Positive results from an antibody test show that the child’s immune system developed blood proteins (antibodies) that fought the COVID-19 virus. The Mayo Clinic says this blood test is the only indication that the child was ever infected — meaning the child may have fought the infection without ever having shown signs or symptoms of COVID-19.
Still, some children with MIS-C are currently infected with the coronavirus, usually confirmed by detection of the virus on a swab taken from the nose or throat. Children with MIS-C need to be treated in a hospital and some in a pediatric intensive care unit.

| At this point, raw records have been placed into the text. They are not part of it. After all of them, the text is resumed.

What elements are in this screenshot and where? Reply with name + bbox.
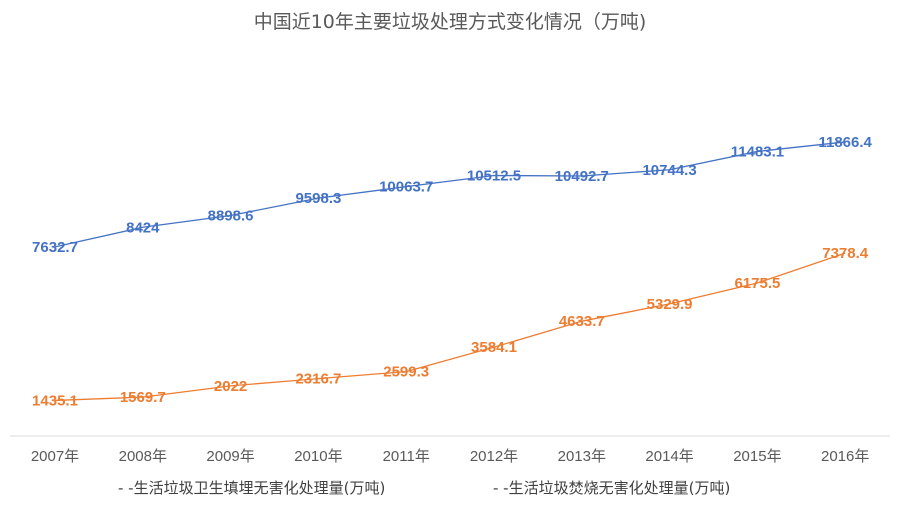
legend: - -生活垃圾卫生填埋无害化处理量(万吨) - -生活垃圾焚烧无害化处理量(万吨… bbox=[118, 479, 730, 497]
data-label: 10744.3 bbox=[642, 162, 696, 179]
data-label: 11483.1 bbox=[731, 143, 784, 160]
x-tick-label: 2009年 bbox=[206, 448, 254, 465]
x-tick-labels: 2007年 2008年 2009年 2010年 2011年 2012年 2013年 2014年… bbox=[31, 448, 870, 465]
data-label: 10512.5 bbox=[467, 168, 521, 185]
data-label: 7632.7 bbox=[32, 239, 78, 256]
x-tick-label: 2016年 bbox=[821, 448, 869, 465]
series-line-1 bbox=[54, 252, 846, 402]
x-tick-label: 2010年 bbox=[294, 448, 342, 465]
data-label: 10063.7 bbox=[379, 179, 433, 196]
data-label: 2316.7 bbox=[295, 371, 341, 388]
data-label: 8424 bbox=[126, 219, 160, 236]
data-label: 1569.7 bbox=[120, 389, 166, 406]
x-tick-label: 2012年 bbox=[470, 448, 518, 465]
data-label: 7378.4 bbox=[822, 245, 869, 262]
x-tick-label: 2011年 bbox=[383, 448, 430, 465]
x-tick-label: 2008年 bbox=[119, 448, 167, 465]
x-tick-label: 2014年 bbox=[645, 448, 693, 465]
data-label: 3584.1 bbox=[471, 339, 517, 356]
data-label: 2022 bbox=[214, 378, 247, 395]
legend-item-incineration: - -生活垃圾焚烧无害化处理量(万吨) bbox=[493, 479, 730, 497]
data-label: 11866.4 bbox=[818, 134, 872, 151]
legend-item-landfill: - -生活垃圾卫生填埋无害化处理量(万吨) bbox=[118, 479, 385, 497]
x-tick-label: 2015年 bbox=[733, 448, 781, 465]
legend-label-landfill: - -生活垃圾卫生填埋无害化处理量(万吨) bbox=[118, 479, 385, 497]
series-layer: 7632.7 8424 8898.6 9598.3 10063.7 10512.5 1049… bbox=[32, 134, 872, 409]
data-label: 1435.1 bbox=[32, 392, 78, 409]
data-label: 8898.6 bbox=[208, 207, 254, 224]
legend-label-incineration: - -生活垃圾焚烧无害化处理量(万吨) bbox=[493, 479, 730, 497]
data-label: 4633.7 bbox=[559, 313, 605, 330]
series-line-0 bbox=[54, 141, 846, 248]
data-label: 9598.3 bbox=[295, 190, 341, 207]
chart-title: 中国近10年主要垃圾处理方式变化情况（万吨) bbox=[254, 11, 647, 33]
data-label: 5329.9 bbox=[647, 296, 693, 313]
data-label: 2599.3 bbox=[383, 364, 429, 381]
data-label: 10492.7 bbox=[555, 168, 609, 185]
data-label: 6175.5 bbox=[734, 275, 780, 292]
x-tick-label: 2013年 bbox=[558, 448, 606, 465]
x-tick-label: 2007年 bbox=[31, 448, 79, 465]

Zane ultimately was taken, via ambulance by the request of his local doctors, to the children’s hospital in Miami. Between 20 and 30 doctors saw Zane as they all worked together to combat the syndrome.
Wampler says the prayers, love and support from her family, the tight-knit Keys community, old and new friends from all over the world have been felt and heard.
“We are so happy he’s home,” Wampler told the Weekly on Aug. 5
Ironically, Wampler says Zane was brought home from the hospital nine years ago on Aug. 4, 2011.